Erklär mir Italien – Roberto Saviano, Giovanni di Lorenzo

‚Erklär mir Italien‘ ist nicht mein erstes Buch, dass sich mit den Schattenseiten des italienischen Lebens, seiner Politik und/oder der Mafia befasst und trotzdem war es für mich voller Schockmomente.
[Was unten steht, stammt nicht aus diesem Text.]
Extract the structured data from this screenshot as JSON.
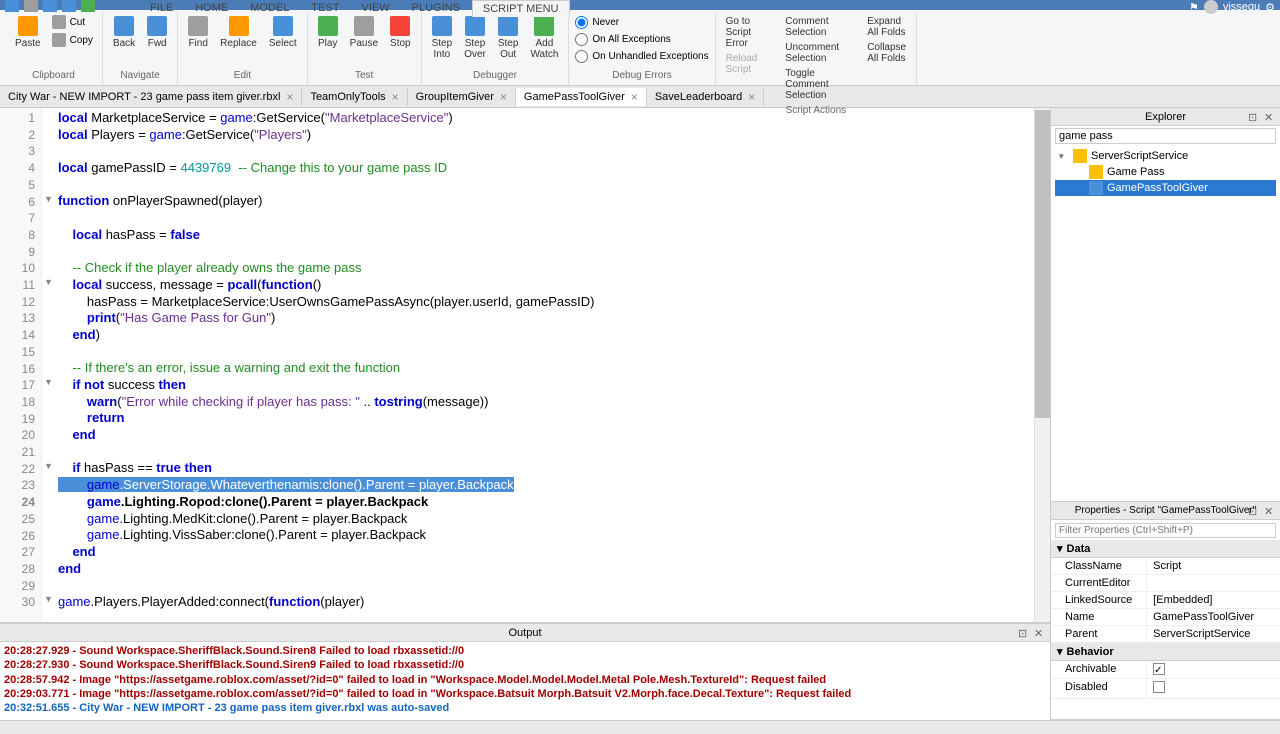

Immer wieder musste ich das Buch kurz zur Seite legen und über das nachdenken, was ich gerade gelesen habe. Ein Beispiel: Mir haben Freunde schon früher erzählt, dass sie als Kinder den Dealern bei der Arbeit zugeschaut haben. Jetzt zu lesen, dass manchmal auch Leichen zum normalen Straßenbild gehören, hat mich sehr mitgenommen.
Besonders begeistert hat mich, dass in diesem Buch nicht einseitig an Klischees festgehalten wird und Mut zum Wandel anerkannt wird. Mir, als jemandem , der Italien sehr liebt und auch von seinen schönen Seiten kennt, ist das sehr wichtig. Auch waren sich die beiden Autoren nicht immer einig, gerade wenn es darum ging, wie man es besser machen könnte. Das schafft Raum, nein, es zwingt den Leser, sich gedanklich selbst mir der jeweiligen Fragestellung zu beschäftigen. Klar, es ist einfacher eine gegebene Meinung zu übernehmen, aber wer nicht nachdenken will, der wird mit diesem Buch nicht glücklich und legt es wahrscheinlich schnell weg. An manchen Stellen konnte ich den Ausführungen von Roberto Saviano nicht ganz folgen, besonders als es um die Parteienwelt des letzten Jahrhunderts ging, aber das Gespräch wurde immer schnell in mir präsentere Bahnen zurückgelenkt. Giovanni di Lorenzo hat es so immer wieder geschafft, dass Buch nicht zu einem komplizierten Werk für Intellektuelle werden zu lassen, sondern es als Denkanstoß für alle Interessierte gestaltet.

Herr Di Lorenzo: nachdem ich leider die letzte Seite gelesen habe muss ich sagen: ich will mehr! Jedes Kapitel wäre ein eigenes Buch wert und ich hoffe, sie haben bereits mit dem nächsten Buch angefangen.